Mardy Gilyard


Wide Receiver



6’ 1” 190 lbs.

By Daryl Breault

A flashy, big-play receiver with silky running skills and a flair for te dramatic, Mardy Gilyard has developed into college football’s top receiver in the Bearcats dangerous offense. The favourite target of QB Tony Pike, Gilyard has turned his life and career around as a big part of the Big East champion Bearcats.

Posting his second straight 1,000-yard season in 2009, Gilyard led the Big East in catches (75), receiving yards (1,150) and TD (11), as well as punt return and kick return yards. Gilyard managed to find the end zone through the air, on the ground, returning kicks and punts, giving him 15 total TD this year and 31 TD in his career (25 TD catches).

Gilyard returned 7 kicks for 176 yards as a true freshman in 2005 before missing 2006 because of academic problems. Gilyard failed a course and was accused of cheating by a professor, ultimately getting stripped of his scholarship. Gilyard persevered. Working multiple jobs and working with children, Gilyard was able to work his back into the graces of the new Brian Kelly-led coaching staff, paid off enough of his debt to the school and was re-instated before the 2007 season. This is the defining moment of Gilyard’s career and it had nothing to do with football. This could have been the end for Gilyard; instead, it has become the life altering experience that has made him so respected as a player and person.

Gilyard started putting his speed and elusiveness to use in 2007, catching 36 balls for 536 yards and 3 TD, all the while flashing his return abilities in picking up 206 yards on 7 kick returns. He put it all together in 2008 with the help of an unknown QB with a lanky build and big arm. Pike and Gilyard became a lethal duo thanks to an excellent rapport with one another and the Bearcats became a feared opponent for Big East foes. Gilyard led the team with 1,276 yards on 81 catches (3 catches behind the graduated Dominik Goodman) and scored a team-leading 11 times. He added 994 yards on kick-offs, scoring twice.

Gilyard and QB Tony Pike were meeting and surpassing all expectations in 2009, as the pair combined for 517 yards in the first 5 games of the season, and finding the end zone 7 times in that span as the Bearcats leaped out 5-0, with Pike throwing 13 TD total. Pike was injured against South Florida the following week and Gilyards numbers took a bit of a swoon. With Pike on the shelf for 4 games, Gilyard had one TD catch despite a 172-yard performance against Connecticut. With Pike back against Illinois, the duo was back to their old tricks as Gilyard caught 7 balls for 102 yards and 2 TD. Gilyard was instrumental in Cincy’s Big East Championship win over Pitt, catching 5 balls for 118 yards and a TD and adding 256 yards and a TD on kick returns.

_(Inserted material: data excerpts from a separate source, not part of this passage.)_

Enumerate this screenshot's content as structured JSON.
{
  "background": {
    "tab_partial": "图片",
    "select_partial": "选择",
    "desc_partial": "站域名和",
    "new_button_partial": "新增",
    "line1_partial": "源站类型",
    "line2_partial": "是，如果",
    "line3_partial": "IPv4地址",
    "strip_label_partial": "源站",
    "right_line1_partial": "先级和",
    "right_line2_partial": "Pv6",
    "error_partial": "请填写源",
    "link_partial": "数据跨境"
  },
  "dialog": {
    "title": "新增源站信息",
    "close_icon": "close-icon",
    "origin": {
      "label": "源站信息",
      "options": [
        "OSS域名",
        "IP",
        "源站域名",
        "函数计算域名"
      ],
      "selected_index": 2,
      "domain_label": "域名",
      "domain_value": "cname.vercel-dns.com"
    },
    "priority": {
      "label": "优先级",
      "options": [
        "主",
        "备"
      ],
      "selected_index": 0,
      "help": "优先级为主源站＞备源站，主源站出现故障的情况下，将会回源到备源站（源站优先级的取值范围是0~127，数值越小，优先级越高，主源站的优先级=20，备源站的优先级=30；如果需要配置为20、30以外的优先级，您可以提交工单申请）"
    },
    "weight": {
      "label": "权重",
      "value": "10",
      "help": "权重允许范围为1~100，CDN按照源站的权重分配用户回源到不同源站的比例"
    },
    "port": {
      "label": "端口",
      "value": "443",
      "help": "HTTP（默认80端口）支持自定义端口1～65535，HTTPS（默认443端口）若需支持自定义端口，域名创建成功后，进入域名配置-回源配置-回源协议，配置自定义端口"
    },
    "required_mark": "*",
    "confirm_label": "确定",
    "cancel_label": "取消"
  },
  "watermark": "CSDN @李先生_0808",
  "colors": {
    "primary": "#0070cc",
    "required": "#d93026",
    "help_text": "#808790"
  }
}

Gilyard is exceptionally tough despite his thin frame and is almost lanky with long arms. His route running has significantly improved in 2009 and he has become very adept at creating separation with double moves and head fakes. Gilyard has a surprising second gear that he unleashes after lulling a defender to sleep. A bit of a long strider but very smooth and loose, he looks like he’s gliding around the field. Can be flustered by a tough jam but has learned tricks to get off the line cleanly. Possesses very good leaping ability and is adept at getting his feet down before going out of bounds. He makes highlight reel catches routinely and sucks in poorly thrown balls. He tracks and adjusts but will need to add strength to better fight for balls.

He will need to prove his speed before the draft but I think he just might run a sub-4.5 and his elusiveness and change of direction are obvious watching him. At times he just wants to lull people to sleep but Gilyard is just not a quick twitch runner. He’s been known to short arm passes when he hears footsteps but generally sucks in anything close to him. He doesn’t have the frame to add much weight but can improve his core strength. He doesn’t always fight for the ball and gets pushed away. He gives the effort blocking but lacks the strength to be a force. This likely will never be his forte but he will improve because he seems to take it seriously.

The 2008 Big East Special Teams Player of the Year and first team All-Big East choice as a receiver and returner, Gilyard has a bright future and should make a quick impact as a return man. If he continues to take his career as seriously as he has been once he gets paid, Gilyard can be a Pro Bowl calibre receiver and be a fantastic example off the field. He has first round potential but could end up dropping to the second round depending on demand and his speed tests.